Ingredients
Equipment
Method
Prep
- Preheat oven to 350°F. Grease a 9x13 inch baking pan and line with parchment, leaving an overhang for easy removal.
- In a small bowl, mash together the softened butter, brown sugar, and cinnamon until it forms a thick, spreadable paste. Set aside.
- In a medium bowl, whisk together the flour, baking powder, and salt.
- In a large bowl, beat the mashed sweet potato, melted butter, and granulated sugar until smooth. Beat in the eggs one at a time, then the milk and vanilla. The mixture will look slightly curdled - that is fine. Add the dry ingredients and fold just until no streaks of flour remain.
- Spread half the batter in the prepared pan. Dollop half the cinnamon mixture in small spoonfuls over the batter, then drag a knife through to swirl. Repeat with remaining batter and cinnamon mixture, swirling the top layer gently so you can still see distinct ribbons.
- Bake until the top springs back when lightly pressed and a toothpick inserted in the center comes out with just a few moist crumbs, 32 to 36 minutes. Cool in the pan on a wire rack for 15 minutes.

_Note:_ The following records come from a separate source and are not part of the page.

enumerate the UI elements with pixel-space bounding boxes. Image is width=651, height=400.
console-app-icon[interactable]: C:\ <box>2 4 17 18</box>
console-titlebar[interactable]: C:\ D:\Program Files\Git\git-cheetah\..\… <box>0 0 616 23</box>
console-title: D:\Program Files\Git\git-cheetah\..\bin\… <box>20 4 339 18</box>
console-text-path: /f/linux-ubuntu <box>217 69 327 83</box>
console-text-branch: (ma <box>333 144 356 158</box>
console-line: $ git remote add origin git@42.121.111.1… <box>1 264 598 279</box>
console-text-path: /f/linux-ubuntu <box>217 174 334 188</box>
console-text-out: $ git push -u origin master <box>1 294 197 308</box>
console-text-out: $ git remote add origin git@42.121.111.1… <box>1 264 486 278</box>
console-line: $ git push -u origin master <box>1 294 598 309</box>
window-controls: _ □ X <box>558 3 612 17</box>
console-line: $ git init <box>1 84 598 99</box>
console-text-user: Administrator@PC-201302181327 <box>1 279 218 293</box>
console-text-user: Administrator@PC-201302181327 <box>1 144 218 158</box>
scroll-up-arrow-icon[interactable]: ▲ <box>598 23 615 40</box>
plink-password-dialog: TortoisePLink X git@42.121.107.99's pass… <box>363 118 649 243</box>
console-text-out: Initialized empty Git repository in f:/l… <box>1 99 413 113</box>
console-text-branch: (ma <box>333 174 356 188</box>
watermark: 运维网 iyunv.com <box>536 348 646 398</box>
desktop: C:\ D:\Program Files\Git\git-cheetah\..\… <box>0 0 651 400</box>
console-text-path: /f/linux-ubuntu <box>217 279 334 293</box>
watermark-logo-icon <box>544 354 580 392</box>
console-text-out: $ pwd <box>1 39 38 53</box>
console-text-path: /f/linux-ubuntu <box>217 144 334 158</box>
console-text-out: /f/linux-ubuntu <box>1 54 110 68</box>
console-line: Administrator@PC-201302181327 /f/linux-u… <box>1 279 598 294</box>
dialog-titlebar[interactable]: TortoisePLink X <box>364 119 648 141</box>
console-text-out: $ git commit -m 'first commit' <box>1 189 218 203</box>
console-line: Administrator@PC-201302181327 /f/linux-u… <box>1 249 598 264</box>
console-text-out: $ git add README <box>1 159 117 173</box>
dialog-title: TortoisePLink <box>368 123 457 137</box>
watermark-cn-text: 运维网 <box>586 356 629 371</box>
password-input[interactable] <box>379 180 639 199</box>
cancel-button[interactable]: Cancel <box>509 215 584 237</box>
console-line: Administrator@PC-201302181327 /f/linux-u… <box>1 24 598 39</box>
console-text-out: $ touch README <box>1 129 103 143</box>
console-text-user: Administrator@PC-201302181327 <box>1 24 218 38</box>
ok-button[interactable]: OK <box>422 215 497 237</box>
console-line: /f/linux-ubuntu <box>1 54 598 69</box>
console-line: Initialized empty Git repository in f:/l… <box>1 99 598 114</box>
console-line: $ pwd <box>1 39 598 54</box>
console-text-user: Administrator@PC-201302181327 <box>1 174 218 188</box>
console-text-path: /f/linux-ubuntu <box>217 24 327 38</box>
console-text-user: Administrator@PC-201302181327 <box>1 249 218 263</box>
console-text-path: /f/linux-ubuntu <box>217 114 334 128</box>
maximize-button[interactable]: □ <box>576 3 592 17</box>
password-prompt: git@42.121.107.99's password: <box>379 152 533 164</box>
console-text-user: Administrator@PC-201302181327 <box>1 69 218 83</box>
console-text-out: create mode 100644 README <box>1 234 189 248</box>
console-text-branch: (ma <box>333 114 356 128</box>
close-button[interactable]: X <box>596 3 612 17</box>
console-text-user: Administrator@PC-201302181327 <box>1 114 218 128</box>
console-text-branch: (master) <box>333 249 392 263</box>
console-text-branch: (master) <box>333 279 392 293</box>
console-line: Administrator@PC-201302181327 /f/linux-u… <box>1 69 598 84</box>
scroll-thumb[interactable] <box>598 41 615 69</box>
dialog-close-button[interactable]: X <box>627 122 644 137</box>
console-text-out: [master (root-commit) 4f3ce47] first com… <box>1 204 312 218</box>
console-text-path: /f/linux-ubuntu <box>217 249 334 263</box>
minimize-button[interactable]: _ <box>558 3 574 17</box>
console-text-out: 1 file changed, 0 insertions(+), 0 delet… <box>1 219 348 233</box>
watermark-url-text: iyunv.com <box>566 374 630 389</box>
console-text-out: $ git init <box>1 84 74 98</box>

- While the cake cools, beat the cream cheese and butter until smooth. Add the powdered sugar, milk, and vanilla, and beat until pourable. Drizzle over the warm cake, letting it drip into the crevices. Serve warm or at room temperature.
Notes
For the sweet potato, roast at 400°F until very soft, about 45 minutes, then scoop the flesh and mash - this gives better flavor than boiling. The cake keeps covered at room temperature for 2 days, though the glaze will soften into the cake over time. For a make-ahead option, bake the cake, cool completely, wrap tightly, and freeze unfrosted for up to 1 month; thaw and glaze before serving.